OYUN VE KÜLTÜR
Homo Ludens Johan Huizinga
Homo Ludens: A Study of Play Element in Culture, 1938. (Homo Ludens : Oyunun Toplumsal İşlevi Üzerine Bir Deneme, Çeviren : Mehmet Ali Kılıçbay, Ayrıntı Yayınları,
2010)
Oyunun bu biyolojik işlevini tanımlamaya yönelik çok sayıdaki girişim birbirlerinden oldukça farklıdır.
- Kimileri oyunun kökeninin ve temelinin, yaşam sevinci fazlalığından kurtulmanın bir biçimi olarak tanımlanabileceğine inanmıştır.
- Başka teorilere göre ise, canlı varlık oyun oynadığında, doğuştan gelen bir taklit yeteneğinin hükmü altındadır;
- veya bir gevşeme ihtiyacını tatmin etmektedir;
- veya hayatın ondan talep edeceği ciddi faaliyetlere hazırlık antrenmanı yapmaktadır;
- ya da oyun, insanın benliğine sahip çıkmasını sağlamaktadır.
• Daha başka varsayımlar da, oyunun kökenini hem egemenlik kurma arzusu, hem de
yarışma ihtiyacı içinde, bir şey yapabilmeye
veya bir şeyi belirleyebilmeye yönelik olan
kendiliğinden yatkınlıkta aramaktadırlar.
Nihayet diğer bazı teoriler, oyunu zararlı eğilimlerden masum bir şekilde kurtulma yolu olarak kabul
etmektedirler; yani bunlara göre oyun ya fazlasıyla tek yanlı olarak hareket etmeye yönelten bir eğilimin
zorunlu telafisidir ya da gerçek hayatta
gerçekleştirilmesi olanaksız arzuların bir kurmaca
aracılığıyla yatıştırılması ve böylece kişisel benlik
duygusunun korunmasının sağlanmasıdır.
Oyunun tanımı…
“Demek ki oyunu biçim açısından, kısaca, özgür, “kurmaca”
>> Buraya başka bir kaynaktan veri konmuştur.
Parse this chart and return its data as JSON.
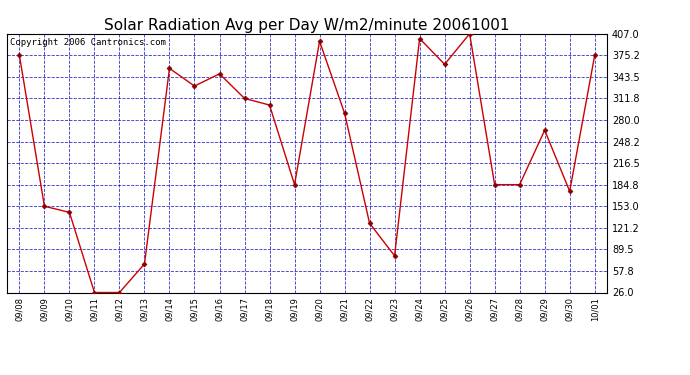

ve olağan hayatın dışında yer aldığı hissedilen, ama yine de oyuncuyu tamamen özümleme yeteneğine sahip bir eylem olarak tanımlamak mümkündür. Oyun her tür maddi çıkar ve yarardan arınmış bir eylemdir; bu eylem bilhassa sınırlandırılmış bir zaman ve mekânda tamamlanmakta, belirli kurallara uygun olarak, düzen içinde cereyan etmekte ve kendilerini gönüllü olarak bir esrar havasıyla çevreleyen veya alışılmış dünyaya yabancı olduklarını kılık değiştirerek vurgulayan grup ilişkilerini doğurmaktadır” (Huizinga 1995:31).